Analisis Perbandingan Pemberlakuan Bentuk
Pemerintahan
Daerah Berbasis Daerah Otonom (Local Self-Government) dan Wilayah Administrasi (Local State-Government) di Indonesia
Satryo Sasono
Fakultas Hukum
UNS Surakarta
2020
A.
Sistem Pemerintahan Daerah Otonom (Local Self-Government)
Local self-government dalam arti pertama menunjuk pada lembaga atau organnya. Maksudnya local government adalah organ/badan/organisasi pemerintah di tingkat daerah. Dengan kata lain, local government adalah wadah yang menyelenggarakan kegiatan pemerintahan di daerah. Dalam arti ini, istilah local government sering dipertukarkan dengan istilah local authority (UN: 1961). Baik local government maupun local authority, keduanya menunjuk pada council dan major (dewan dan kepala daerah) yang rekrutmen pejabatnya atas dasar pemilihan. Local government dalam arti kedua menunjuk pada fungsi/kegiatannya.
Dalam arti ini, local government sama dengan
pemerintahan daerah, yaitu kegiatan yang dilakukan oleh pemerintah daerah. Nah,
dengan pengertian ini, kami harap Anda dapat membedakan antara pengertian
pemerintah daerah dan pemerintahan daerah. Pemerintah daerah menunjuk pada
organ, sedangkan pemerintahan daerah menunjuk pada kegiatannya. Local
government baik dalam pengertian sebagai organ maupun fungsi tidak sama
dengan pemerintah pusat yang mencakup fungsi legislatif, eksekutif, dan
yudikatif. Pada local government, hampir tidak terdapat cabang dan
fungsi yudikatif (Antoft dan Novack, 1998).

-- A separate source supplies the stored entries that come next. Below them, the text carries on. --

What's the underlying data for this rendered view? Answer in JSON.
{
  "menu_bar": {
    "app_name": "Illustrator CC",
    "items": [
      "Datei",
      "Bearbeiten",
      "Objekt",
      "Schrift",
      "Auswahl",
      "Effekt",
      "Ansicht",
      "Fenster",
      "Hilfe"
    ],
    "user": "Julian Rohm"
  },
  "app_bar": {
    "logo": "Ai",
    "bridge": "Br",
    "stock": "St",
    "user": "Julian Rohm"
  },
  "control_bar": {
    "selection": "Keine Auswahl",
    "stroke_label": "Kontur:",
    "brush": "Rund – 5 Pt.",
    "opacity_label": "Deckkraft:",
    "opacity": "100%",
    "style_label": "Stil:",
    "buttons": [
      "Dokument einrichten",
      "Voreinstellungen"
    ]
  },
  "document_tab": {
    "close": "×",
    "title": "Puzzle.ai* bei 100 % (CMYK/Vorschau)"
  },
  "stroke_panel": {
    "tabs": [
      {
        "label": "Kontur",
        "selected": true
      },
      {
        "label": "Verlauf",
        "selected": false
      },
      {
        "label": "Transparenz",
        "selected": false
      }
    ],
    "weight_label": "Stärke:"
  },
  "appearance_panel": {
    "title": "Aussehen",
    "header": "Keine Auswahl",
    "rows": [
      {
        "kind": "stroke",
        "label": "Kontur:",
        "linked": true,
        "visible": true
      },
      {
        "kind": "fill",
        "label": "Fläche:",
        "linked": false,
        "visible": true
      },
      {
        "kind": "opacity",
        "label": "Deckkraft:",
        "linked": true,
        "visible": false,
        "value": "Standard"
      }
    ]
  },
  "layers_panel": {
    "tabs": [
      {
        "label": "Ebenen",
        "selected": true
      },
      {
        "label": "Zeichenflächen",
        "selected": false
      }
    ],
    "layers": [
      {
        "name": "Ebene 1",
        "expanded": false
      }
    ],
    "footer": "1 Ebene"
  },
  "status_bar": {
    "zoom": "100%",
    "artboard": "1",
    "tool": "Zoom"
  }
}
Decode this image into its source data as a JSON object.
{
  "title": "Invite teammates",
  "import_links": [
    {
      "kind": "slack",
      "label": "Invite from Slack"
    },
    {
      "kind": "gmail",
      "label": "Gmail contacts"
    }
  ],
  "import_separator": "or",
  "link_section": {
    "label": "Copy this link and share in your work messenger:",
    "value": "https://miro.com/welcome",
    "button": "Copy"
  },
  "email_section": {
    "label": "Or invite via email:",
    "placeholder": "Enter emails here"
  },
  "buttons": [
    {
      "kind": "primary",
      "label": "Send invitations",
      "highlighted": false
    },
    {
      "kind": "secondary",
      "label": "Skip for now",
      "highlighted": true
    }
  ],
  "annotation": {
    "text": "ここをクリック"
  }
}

Definisi yang diberikan oleh The United Nations Division of Public Administration, yaitu subdivisi
politik nasional yang diatur oleh hukum dan secara substansial mempunyai
kontrol atas urusan-urusan lokal, termasuk kekuasaan untuk memungut pajak atau
memecat pegawai untuk tujuan tertentu. Badan pemerintah ini secara keseluruhan
dipilih atau ditunjuk secara lokal (United Nations, 1961: 11). Dalam pengertian
ini, local government memiliki otonomi (lokal) dalam arti self-government,
yaitu mempunyai kewenangan mengatur (rules making = regeling)
dan mengurus (rules aplication = bestuur) kepentingan masyarakat
setempat menurut prakarsa sendiri. Dalam istilah administrasi publik,
masing-masing wewenang tersebut lazim disebut wewenang membentuk kebijakan (policy
making) dan wewenang melaksanakan kebijakan (policy executing)
(Bhenyamin Hoessein, 2002). Mengatur merupakan perbuatan menciptakan norma
hukum yang berlaku umum. Dalam konteks otonomi daerah, norma hukum tertuang
dalam peraturan daerah dan peraturan KDH yang bersifat pengaturan. Adapun mengurus
merupakan perbuatan yang menerapkan norma hukum yang berlaku umum pada situasi
konkret dan individual (beschikking) atau perbuatan material berupa
pelayanan dan pembangunan objek tertentu (Bhenyamin Hoessein, 2002). Hal inilah
yang disebut dengan otonomi daerah, yaitu dimilikinya daerah otonom yang
mengatur dan mengurus urusan lokal yang menjadi kewenangannya. Namun demikian,
menurut Harris, pemerintahan daerah (local self-government) adalah
pemerintahan yang diselenggarakan oleh badan-badan daerah yang dipilih secara
bebas dengan tetap mengakui supremasi pemerintahan nasional. Pemerintahan ini diberi
kekuasaan, diskresi (kebebasan mengambil kebijakan), dan tanggung jawab tanpa
dikontrol oleh kekuasaan yang lebih tinggi.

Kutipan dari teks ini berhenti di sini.